Yes, it's April, but you are no fools. You know an amendment to the constitution banning gay marriage is wack, you know that Lord of the Rings deserved the 945 Oscars it won, you know that the Enron cats make Martha Stewart look like a candy-store shoplifter, and you also know that this is the biggest year for music since the early '90s, when the Pixies disbanded rather than reunited.

The Pixies. Back together again. Man, I can't stand the suspense. Let's get to it.


Pixies, Surfer Rosa

While Come On Pilgrim was nevertheless one of 1987's most addictive and unique punk-pop gems, it was still just an EP containing eight catchy tunes. Like my last column explained, it was basically the Pixies' demo tape, so by the time the dust it kicked up in the music industry's face settled, the band had already taken their act into the studio and emerged one year later with their first true album, Surfer Rosa. From its cover emblazoned with a bare-chested beauty to Steve Albini's bottom-heavy production to the in-your-face drums and songs sung half in Spanish, Surfer Rosa dropped like a daisy-cutter on a stale hair-metal and disco-pop landscape filled to the brim with amateurs. Songs like "River Euphrates," "I've Got Something Against You," and "Break My Body" were churning punk nuggets that you couldn't listen to at full volume, because Black Francis' cavernous bellows and Joey Santiago's ear-shattering solos would tear your eardrums in half.

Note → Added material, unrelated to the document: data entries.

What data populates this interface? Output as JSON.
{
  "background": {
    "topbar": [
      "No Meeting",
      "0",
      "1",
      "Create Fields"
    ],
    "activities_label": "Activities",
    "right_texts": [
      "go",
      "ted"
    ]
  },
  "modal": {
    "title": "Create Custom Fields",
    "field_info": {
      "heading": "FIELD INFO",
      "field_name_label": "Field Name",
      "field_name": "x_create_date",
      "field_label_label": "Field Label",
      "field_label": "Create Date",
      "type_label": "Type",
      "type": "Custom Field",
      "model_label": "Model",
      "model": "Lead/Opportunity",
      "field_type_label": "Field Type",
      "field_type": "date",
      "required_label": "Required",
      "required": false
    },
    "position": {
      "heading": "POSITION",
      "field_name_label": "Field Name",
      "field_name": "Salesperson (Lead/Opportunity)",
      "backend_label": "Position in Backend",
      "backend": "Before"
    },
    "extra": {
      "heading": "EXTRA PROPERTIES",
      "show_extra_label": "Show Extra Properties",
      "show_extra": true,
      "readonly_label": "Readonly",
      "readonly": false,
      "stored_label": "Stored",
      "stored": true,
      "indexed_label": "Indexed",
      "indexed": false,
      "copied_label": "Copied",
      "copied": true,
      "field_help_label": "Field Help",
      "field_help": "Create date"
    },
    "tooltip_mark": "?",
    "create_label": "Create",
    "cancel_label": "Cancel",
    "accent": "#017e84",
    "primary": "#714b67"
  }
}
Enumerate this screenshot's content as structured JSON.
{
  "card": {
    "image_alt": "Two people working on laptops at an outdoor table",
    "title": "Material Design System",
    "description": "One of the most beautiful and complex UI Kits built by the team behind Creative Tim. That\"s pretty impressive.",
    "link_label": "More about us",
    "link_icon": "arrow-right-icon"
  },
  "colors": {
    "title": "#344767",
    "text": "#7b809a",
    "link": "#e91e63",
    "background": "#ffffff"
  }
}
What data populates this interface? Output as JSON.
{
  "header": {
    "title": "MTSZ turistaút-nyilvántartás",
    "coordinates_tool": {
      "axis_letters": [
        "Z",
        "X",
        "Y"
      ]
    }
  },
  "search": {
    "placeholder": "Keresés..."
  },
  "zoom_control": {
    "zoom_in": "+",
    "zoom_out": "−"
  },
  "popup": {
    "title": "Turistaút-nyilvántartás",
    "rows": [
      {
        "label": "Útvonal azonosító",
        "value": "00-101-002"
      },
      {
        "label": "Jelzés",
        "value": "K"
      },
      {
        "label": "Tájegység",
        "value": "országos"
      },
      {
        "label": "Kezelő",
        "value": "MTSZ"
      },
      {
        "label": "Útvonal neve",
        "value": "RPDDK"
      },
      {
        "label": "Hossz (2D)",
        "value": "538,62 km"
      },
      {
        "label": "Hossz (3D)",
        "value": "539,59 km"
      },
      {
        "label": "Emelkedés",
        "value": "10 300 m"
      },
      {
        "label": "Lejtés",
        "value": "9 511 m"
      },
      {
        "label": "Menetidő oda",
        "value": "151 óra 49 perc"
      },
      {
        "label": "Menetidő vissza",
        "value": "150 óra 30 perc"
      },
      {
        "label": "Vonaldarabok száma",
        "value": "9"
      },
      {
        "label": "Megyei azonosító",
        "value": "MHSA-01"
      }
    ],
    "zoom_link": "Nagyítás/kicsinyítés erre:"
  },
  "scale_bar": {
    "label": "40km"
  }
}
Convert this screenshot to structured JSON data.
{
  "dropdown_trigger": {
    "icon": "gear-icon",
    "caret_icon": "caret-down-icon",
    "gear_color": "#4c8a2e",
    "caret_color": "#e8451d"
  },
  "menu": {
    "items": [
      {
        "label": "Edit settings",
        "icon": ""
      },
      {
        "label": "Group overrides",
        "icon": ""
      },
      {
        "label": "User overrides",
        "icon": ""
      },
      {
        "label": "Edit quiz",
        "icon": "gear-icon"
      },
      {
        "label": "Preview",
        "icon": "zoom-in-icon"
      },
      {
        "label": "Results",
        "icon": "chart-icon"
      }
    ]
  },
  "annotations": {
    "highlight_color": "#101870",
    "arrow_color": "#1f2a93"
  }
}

Meanwhile, alternative rock's loud-soft-loud paradigm -- one that would sustain the careers of everyone from Nirvana, Radiohead, Sunny Day Real Estate, Smashing Pumpkins and more in the many years to come -- was firmly established behind Kim Deal's honey-voiced "Gigantic" and Francis' hilarious "Bone Machine," both of which received minor airplay at the time. More importantly, the gauntlet on weak-willed rock had been dropped, and music would never be the same again. While most critics would point to the their next album, Doolittle, as their watershed creative moment, Surfer Rosa is the favorite of early Pixies adopters everywhere, because it was brutal, uncompromising and catchy as hell. A timeless classic.

 


Preston School of Industry, Monsoon

When slack-rock legends Pavement finally decided to call it quits in 2000, all eyes followed Stephen Malkmus, as if he was the only member of the band with something to say. Big mistake.

While Malkmus' efforts have been uneven since Pavement's demise -- mostly because he's had a hard time maturing and living up to his former band's smart-ass hipsterism at the same time -- Scott "Spiral Stairs" Kannenbeg's Preston School of Industry has enjoyed a modest amount of acclaim for turning out capable indie rock with slight touches of Pavement's self-conscious wisecracking.

The band's second album, Monsoon, picks up where its first one, All This Sounds Gas, left off, which is, smack dab in the middle of indie's road. "Tone It Down" and "Escalation Breeds Escalation" are diagonal beauties that lift the album out of its safe formula, while its inclusion of Wilco and the Young Fresh Fellows' Scott McCaughey takes Monsoon into more restrained but rewarding territory. Malkmus who?